Why We Design The Home Page Last

There’s no denying that the home page of a website is important. And it’s because of this importance that we believe it’s paramount to get the home page right before it’s revealed. Just like you don’t make a book cover or movie poster at the start of a project, you have to have the story (or in other words, each customer’s journey) in place beforehand.

I’m reminded of countless times over dozens of web projects where there’s a strong expectation to see a home page design almost before anything else. There’s no question it will create an emotional response, but certainly no one would want that response to be negative. Obviously, it’s not impossible to create a home page early on, but the intent in waiting, to a great extent, is to limit confusion, misunderstanding, and conflicting revisions.

Certainly, there are many different approaches to the web design process in the digital industry, but we’d like to make a case for designing the home page last.

Our approach

Our approach is simple:

  • By solving complex pages and UI/UX first, we are in a much better position to create a home page (and other critical landing pages) that leads users to successful and satisfying visits—one that also makes sense the first time stakeholders see it.
  • If we approach a home page as being fit for many types of users and audiences, it’s important that we can articulate how each of them sees the most optimal information. Without personas and journey maps (or at least site structure) at hand, it’s difficult to convey many and varied experiences.
  • We keep in mind that the home page has to work on many different devices, so that adds a lot of complexity as well (kind of like designing a page layout to work on a brochure and a playing card).

Since stakeholders can’t yet see or easily experience a more complete site flow before the site is developed, seeing a premature home page design might lead to extra time spent by many, ruminating about issues that are all worked out before they ever leave a rough sketch. (Resolutions which we partially or fully anticipate, but can’t articulate easily, often for a lack of having those subpages that show how things work along the journey.) As is often the case, it’s much later in the project that we’ll know just what types of images, what types of content, and what message all works best to make a home page that can be shared far and wide (vs. lorem ipsum and simple image placeholders).

Breaking it down

Design

The facts are clear—the home page, to the extent that it is the starting page for most visitors, must create brand-focused emotion and then quickly get the visitor on their way, since everyone comes for a reason.

Keep in mind that visual design both engages and directs actions:

  • Images, videos, messaging, and aesthetics impart the value of the company, but also convey the purpose and features of the site.
  • Simple headers, combined with relevant information—like a link to “News” but also a few contextually important or interesting news articles, quickly lead different audiences or visit intents to different parts of the site.

UI/UX Experience

The home page also needs to fit within the overarching user experience architecture of the site.
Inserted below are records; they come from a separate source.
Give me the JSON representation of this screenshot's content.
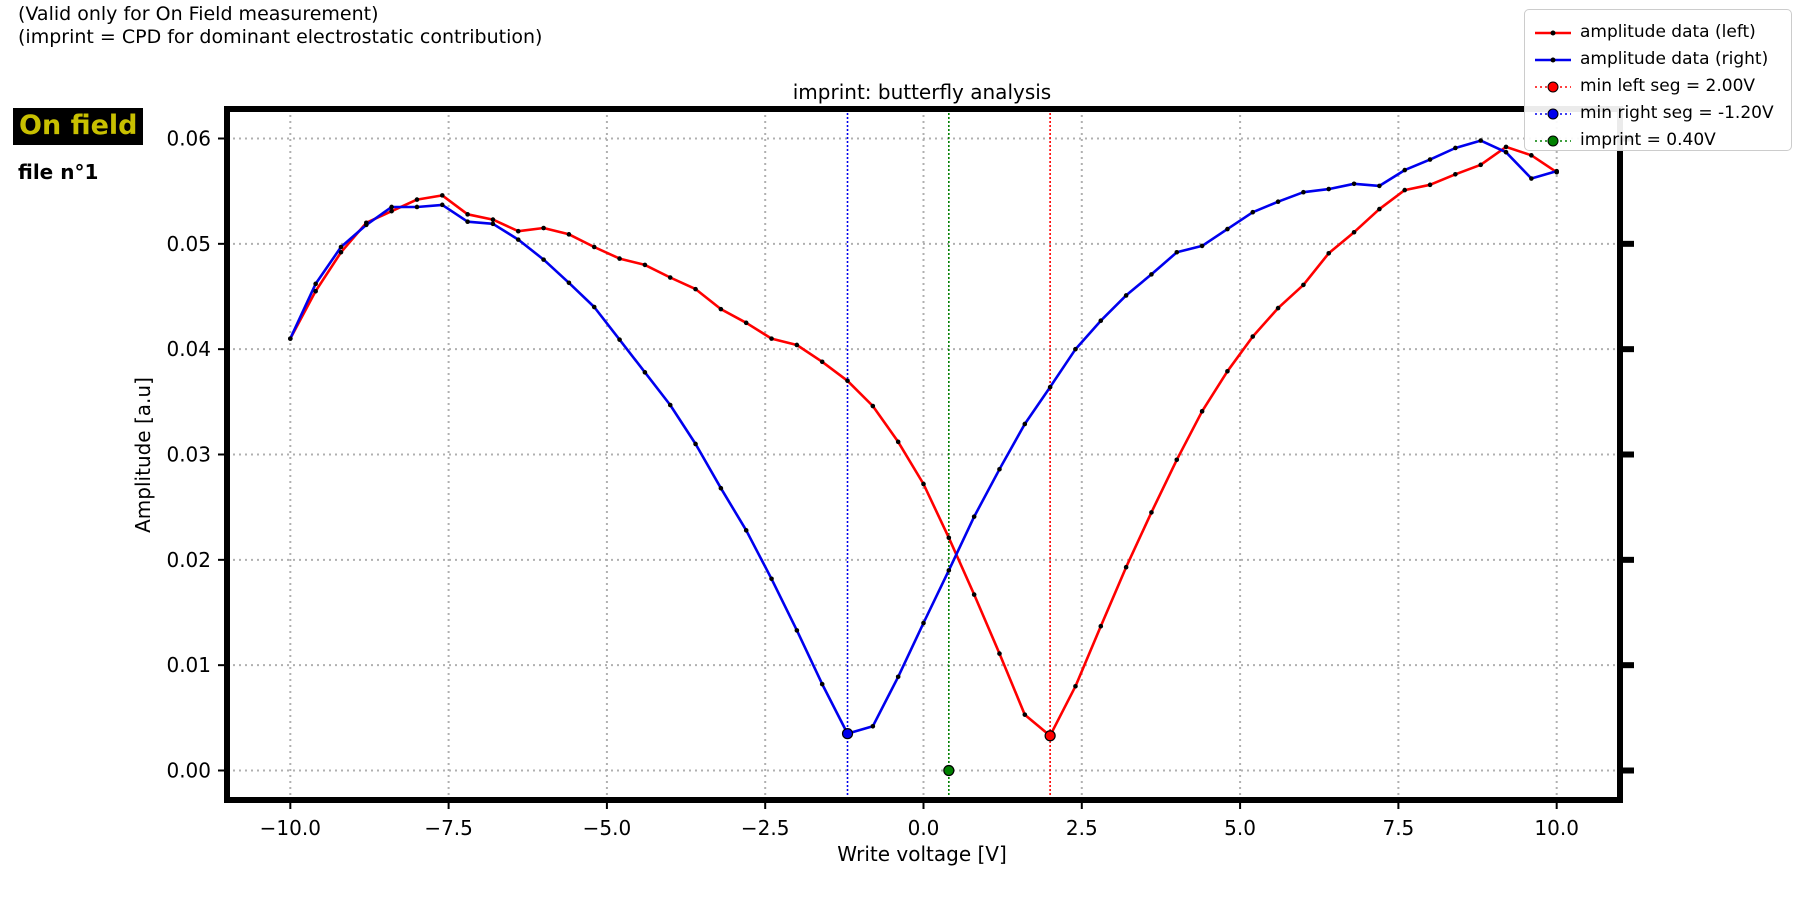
{
  "header": {
    "note_line1": "(Valid only for On Field measurement)",
    "note_line2": "(imprint = CPD for dominant electrostatic contribution)",
    "mode_badge": "On field",
    "file_label": "file n°1"
  },
  "colors": {
    "left_series": "#ff0000",
    "right_series": "#0000ee",
    "imprint": "#008000",
    "badge_text": "#c8c000",
    "badge_bg": "#000000"
  },
  "chart_data": {
    "type": "line",
    "title": "imprint: butterfly analysis",
    "xlabel": "Write voltage [V]",
    "ylabel": "Amplitude [a.u]",
    "xlim": [
      -11,
      11
    ],
    "ylim": [
      -0.0028,
      0.0628
    ],
    "xticks": [
      -10.0,
      -7.5,
      -5.0,
      -2.5,
      0.0,
      2.5,
      5.0,
      7.5,
      10.0
    ],
    "xtick_labels": [
      "−10.0",
      "−7.5",
      "−5.0",
      "−2.5",
      "0.0",
      "2.5",
      "5.0",
      "7.5",
      "10.0"
    ],
    "yticks": [
      0.0,
      0.01,
      0.02,
      0.03,
      0.04,
      0.05,
      0.06
    ],
    "ytick_labels": [
      "0.00",
      "0.01",
      "0.02",
      "0.03",
      "0.04",
      "0.05",
      "0.06"
    ],
    "grid": true,
    "legend_position": "top-right",
    "x": [
      -10.0,
      -9.6,
      -9.2,
      -8.8,
      -8.4,
      -8.0,
      -7.6,
      -7.2,
      -6.8,
      -6.4,
      -6.0,
      -5.6,
      -5.2,
      -4.8,
      -4.4,
      -4.0,
      -3.6,
      -3.2,
      -2.8,
      -2.4,
      -2.0,
      -1.6,
      -1.2,
      -0.8,
      -0.4,
      0.0,
      0.4,
      0.8,
      1.2,
      1.6,
      2.0,
      2.4,
      2.8,
      3.2,
      3.6,
      4.0,
      4.4,
      4.8,
      5.2,
      5.6,
      6.0,
      6.4,
      6.8,
      7.2,
      7.6,
      8.0,
      8.4,
      8.8,
      9.2,
      9.6,
      10.0
    ],
    "series": [
      {
        "name": "amplitude data (left)",
        "values": [
          0.041,
          0.0455,
          0.0492,
          0.052,
          0.0531,
          0.0542,
          0.0546,
          0.0528,
          0.0523,
          0.0512,
          0.0515,
          0.0509,
          0.0497,
          0.0486,
          0.048,
          0.0468,
          0.0457,
          0.0438,
          0.0425,
          0.041,
          0.0404,
          0.0388,
          0.037,
          0.0346,
          0.0312,
          0.0272,
          0.0221,
          0.0167,
          0.0111,
          0.0053,
          0.0033,
          0.008,
          0.0137,
          0.0193,
          0.0245,
          0.0295,
          0.0341,
          0.0379,
          0.0412,
          0.0439,
          0.0461,
          0.0491,
          0.0511,
          0.0533,
          0.0551,
          0.0556,
          0.0566,
          0.0575,
          0.0592,
          0.0584,
          0.0568
        ]
      },
      {
        "name": "amplitude data (right)",
        "values": [
          0.041,
          0.0462,
          0.0497,
          0.0518,
          0.0535,
          0.0535,
          0.0537,
          0.0521,
          0.0519,
          0.0504,
          0.0485,
          0.0463,
          0.044,
          0.0409,
          0.0378,
          0.0347,
          0.031,
          0.0268,
          0.0228,
          0.0182,
          0.0133,
          0.0082,
          0.0035,
          0.0042,
          0.0089,
          0.014,
          0.019,
          0.0241,
          0.0286,
          0.0329,
          0.0364,
          0.04,
          0.0427,
          0.0451,
          0.0471,
          0.0492,
          0.0498,
          0.0514,
          0.053,
          0.054,
          0.0549,
          0.0552,
          0.0557,
          0.0555,
          0.057,
          0.058,
          0.0591,
          0.0598,
          0.0587,
          0.0562,
          0.0569
        ]
      }
    ],
    "markers": [
      {
        "name": "min left seg = 2.00V",
        "x": 2.0,
        "y": 0.0033,
        "color": "#ff0000"
      },
      {
        "name": "min right seg = -1.20V",
        "x": -1.2,
        "y": 0.0035,
        "color": "#0000ee"
      },
      {
        "name": "imprint = 0.40V",
        "x": 0.4,
        "y": 0.0,
        "color": "#008000"
      }
    ]
  }
}
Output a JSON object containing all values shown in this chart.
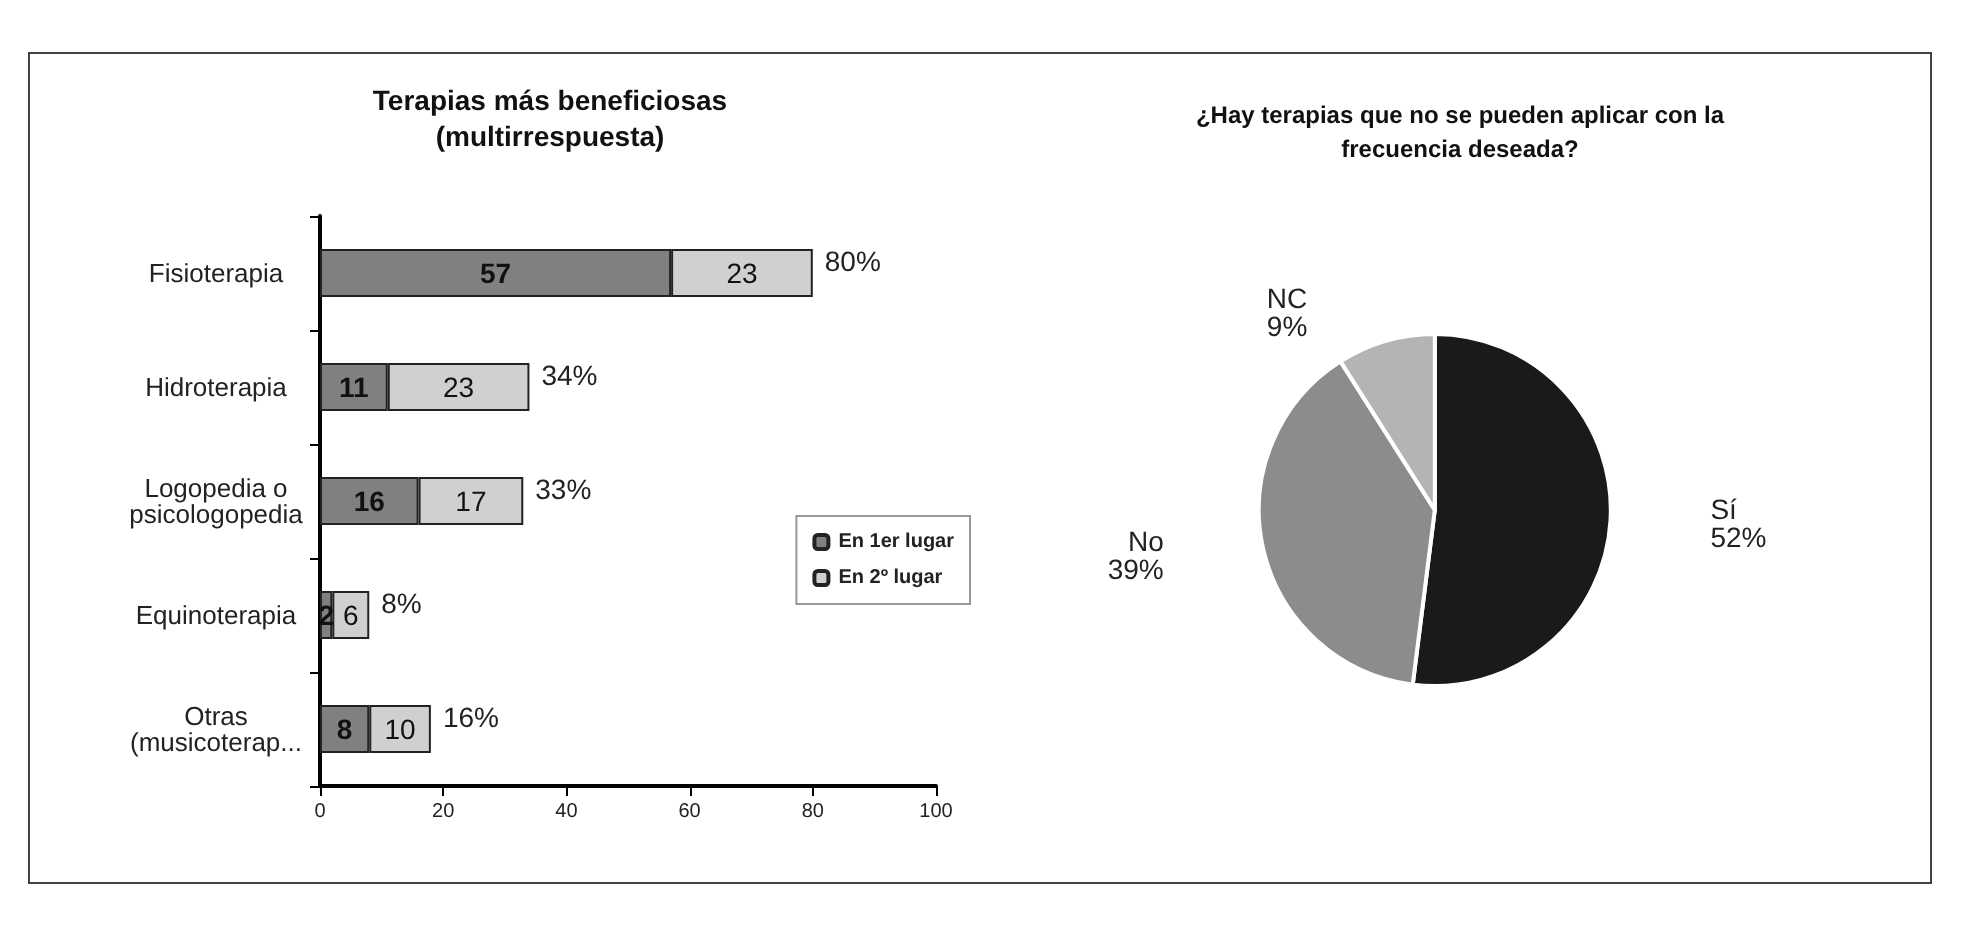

At the early phases of a project, the actual interface itself—the buttons, boxes, panels, text sizes, colors, etc., are not yet fully formed—they become developed as a variety of the most complex pages are imagined, planned, and iterated on. Lots of choices drive iterations that involve enhancing something drafted previously. UI elements that seem appropriate at the beginning might become unnecessary during the process, or evolve to accommodate previous unknowns.

The process itself writes the best story

In a much broader sense, the beautiful interworking of the digital design process is what drives the most exciting and powerful experiences to emerge. Through focused iteration cycles, more people from different roles begin to get involved and start to share in the vision and objectives for the project. Those people, from client services, strategy, experience design, visual design, front-end design, and engineering can all affect the outcome of the project in a great way due to everyone having specific strengths and experience. The most powerful solutions are generated as people iterate together, which they are more able to do as the project evolves.

In lean and agile digital development, you might hear people talk about making decisions at the “last responsible moment.” The idea is one of risk avoidance, by not rushing to judgment. While the topic is debated heavily on both sides, it’s the sense that with incomplete information, it’s best to leave decision gaps here and there, as long as they don’t impede critical parts of the project. In another sense, these gaps can also be thought of like parts of a puzzle in progress—you always know when the puzzle is done, but you’re not forced to work top to bottom. A more technical way to say it is that we don’t want to just meet the spec; we want to make the best solution within scope.

Over time, the conditions for creativity are put into place. To get the best and brightest and most innovative iterations, we have to leave gaps, discarding things along the way as new parts reveal simpler and better solutions to other parts.

This all comes back to our approach: if you want the best, simplest, and most elegant experience with your site redesign overall, we’d recommend waiting to see the home page.